Choose the "primary" or "on call" channel; tune the antenna to that channel and listen for a while before making your call. If the channel is busy, please wait until it's clear or select another.
When it is free, make a call. When calling an RFDS base, include its call sign by saying something like "VKJ Meekatharra” this is “your call sign” calling. How do you read? Over."
Once you have established contact, ask for whatever assistance you require. If you don't succeed first time, try again.
The higher the sun, the longer the distance - the higher the channel or frequency numbers you should select. This is a useful rule to remember. HF radio will be a part of the communication scene for many years to come. It will get better as new options and service providers emerge – some even put phone calls through your HF set!
Discover the advantages of an EPIRB, an Emergency Position Indicating Radio Beacon. An EPIRB (Emergency Position Indicating Radio Beacon) will be your most efficient rescue link, or lifeline, in an emergency situation.
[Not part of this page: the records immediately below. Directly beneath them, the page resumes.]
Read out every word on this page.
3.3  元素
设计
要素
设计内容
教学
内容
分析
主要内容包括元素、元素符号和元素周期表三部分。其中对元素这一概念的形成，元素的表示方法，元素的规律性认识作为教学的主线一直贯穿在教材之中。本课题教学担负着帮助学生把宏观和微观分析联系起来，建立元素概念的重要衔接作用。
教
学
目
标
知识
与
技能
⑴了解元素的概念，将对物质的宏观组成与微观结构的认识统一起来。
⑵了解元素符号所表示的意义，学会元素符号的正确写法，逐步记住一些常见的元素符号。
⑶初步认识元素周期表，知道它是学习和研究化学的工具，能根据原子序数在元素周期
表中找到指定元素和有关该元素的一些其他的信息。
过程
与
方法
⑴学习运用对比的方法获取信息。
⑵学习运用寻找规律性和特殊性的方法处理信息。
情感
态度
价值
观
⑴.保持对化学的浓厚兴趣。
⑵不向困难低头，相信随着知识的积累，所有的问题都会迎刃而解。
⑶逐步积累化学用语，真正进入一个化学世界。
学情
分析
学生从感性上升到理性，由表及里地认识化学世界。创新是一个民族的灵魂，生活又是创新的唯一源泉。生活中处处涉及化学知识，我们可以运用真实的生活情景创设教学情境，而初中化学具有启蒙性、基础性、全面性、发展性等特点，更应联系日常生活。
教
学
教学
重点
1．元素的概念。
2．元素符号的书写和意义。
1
An EPIRB could be the most appropriate way of getting help in a difficult or dangerous situation. In those situations, an EPIRB is most likely to be superior to a mobile satellite phone as you can activate it in difficult situations/locations and it easy to transport.
Satellite phones are great but they are bulky. They can be difficult to transport in all activities - imagine rock climbing whilst carrying a satellite phone! Therefore, DriveWA most strongly recommends that everyone who embarks on a DriveWA adventure, which may move them away from major city centres, should hire or buy a personal EPIRB and keep it on them at all times.
Needless to say, EPIRBs are for life-threatening emergencies only.
Whilst having several flat tyres may seem an emergency, it is only an inconvenience and it's not a matter of life and death - unless of course you are stuck in the path of a roaring bushfire. Setting off an EPIRB for something like that wastes important resources, and can end up being very expensive for you, resulting in a fine.
You must make sure that the EPIRB is kept serviced, and ensure that the battery hasn't reached its expiry date.
If you are debating the overall expense of hiring or purchasing an Emergency Position Indicating Radio Beacon, REMEMBER, you can’t put a price on your safety, or the safety of a friend/family member.